METAMODEL-BASED GLOBAL OPTIMIZATION AND GENERALIZED NASH EQUILIBRIUM PROBLEMS

Abstract

This thesis consists of two topics: metamodel-based global optimization algorithms of black-box problems and global sensitivity analysis on generalized Nash equilibriums.

Metamodels have been widely used in optimizing many complex design problems from natural science and engineering. In this thesis, we first propose a new adaptive framework for metamodel-based global optimization of computationally intensive blackbox problems. A new switching criterion between global search and local search is proposed based on their potential performance. Numerical results demonstrate that algorithms based on this framework well balance global search and local search, resulting in better performance over existing benchmark methods. Next, we focus on developing global optimization algorithms using radial basis function (RBF) metamodels. By exploiting the structure of RBF models, we develop several techniques to greatly improve the efficiency and the robustness of RBF models in global optimization. They include a rank-one update method to construct RBF models, a closed-form leave-one-out cross validation error of RBF models to be used for model selection, and a new flexible and efficient prediction error estimate of RBF models. In addition, we propose a novel sampling criterion called the weighted improvement, which can balance between global search and local search with a tunable parameter. Incorporating all these results into the proposed framework yields the new adaptive radial basis function method, WIRBF. Extensive numerical experiments demonstrate that the algorithm outperforms several benchmark algorithms. Lastly, we investigate an extension of RBF interpolation models to the problem of stochastic simulations with heteroscedastic noise, named the regularized RBF model. Our mathematical analysis on the proposed model unveils connections with the stochastic kriging model from a novel perspective.
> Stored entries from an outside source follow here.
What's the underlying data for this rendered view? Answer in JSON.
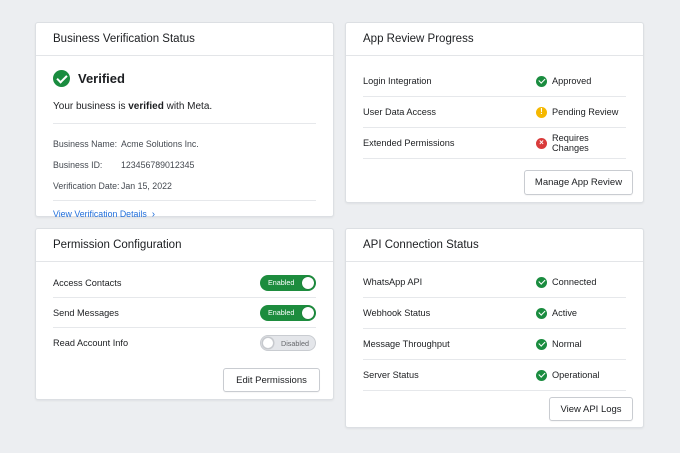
{
  "business_verification": {
    "title": "Business Verification Status",
    "status_label": "Verified",
    "message_prefix": "Your business is ",
    "message_bold": "verified",
    "message_suffix": " with Meta.",
    "fields": [
      {
        "key": "Business Name:",
        "value": "Acme Solutions Inc."
      },
      {
        "key": "Business ID:",
        "value": "123456789012345"
      },
      {
        "key": "Verification Date:",
        "value": "Jan 15, 2022"
      }
    ],
    "link_label": "View Verification Details",
    "link_chevron": "›"
  },
  "app_review": {
    "title": "App Review Progress",
    "items": [
      {
        "name": "Login Integration",
        "status": "Approved",
        "icon": "check-circle-icon"
      },
      {
        "name": "User Data Access",
        "status": "Pending Review",
        "icon": "warning-circle-icon"
      },
      {
        "name": "Extended Permissions",
        "status": "Requires Changes",
        "icon": "error-circle-icon"
      }
    ],
    "button_label": "Manage App Review"
  },
  "permissions": {
    "title": "Permission Configuration",
    "items": [
      {
        "name": "Access Contacts",
        "toggle_label": "Enabled",
        "enabled": true
      },
      {
        "name": "Send Messages",
        "toggle_label": "Enabled",
        "enabled": true
      },
      {
        "name": "Read Account Info",
        "toggle_label": "Disabled",
        "enabled": false
      }
    ],
    "button_label": "Edit Permissions"
  },
  "api_status": {
    "title": "API Connection Status",
    "items": [
      {
        "name": "WhatsApp API",
        "status": "Connected"
      },
      {
        "name": "Webhook Status",
        "status": "Active"
      },
      {
        "name": "Message Throughput",
        "status": "Normal"
      },
      {
        "name": "Server Status",
        "status": "Operational"
      }
    ],
    "button_label": "View API Logs"
  },
  "colors": {
    "success": "#1a8c3f",
    "warning": "#f5b800",
    "error": "#d93b3b",
    "link": "#216fdb",
    "background": "#eceef1"
  }
}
The second topic concerns global sensitivity analysis on generalized Nash equilibrium for an economic network of interlinked oligopolistic markets, where firms compete by selling a homogeneous product. The generalized Nash equilibrium problem (GNEP), originating from economic science, has been widely used in various fields. GNEP allows each player¿s decision set dependent on other players¿ decisions, which endows GNEP more descriptive power to model competitions among self-interested players. We prove the existence and uniqueness of the market equilibrium. Under a set of general economic assumptions, we develop a search algorithm to perform global sensitive analysis on the equilibrium with respect to certain parameters, which can be useful for firms and market authorities in their decision-making. The significance of this result is that it represents the equilibrium as a function of certain parameters rather than a single equilibrium for fixed parameters.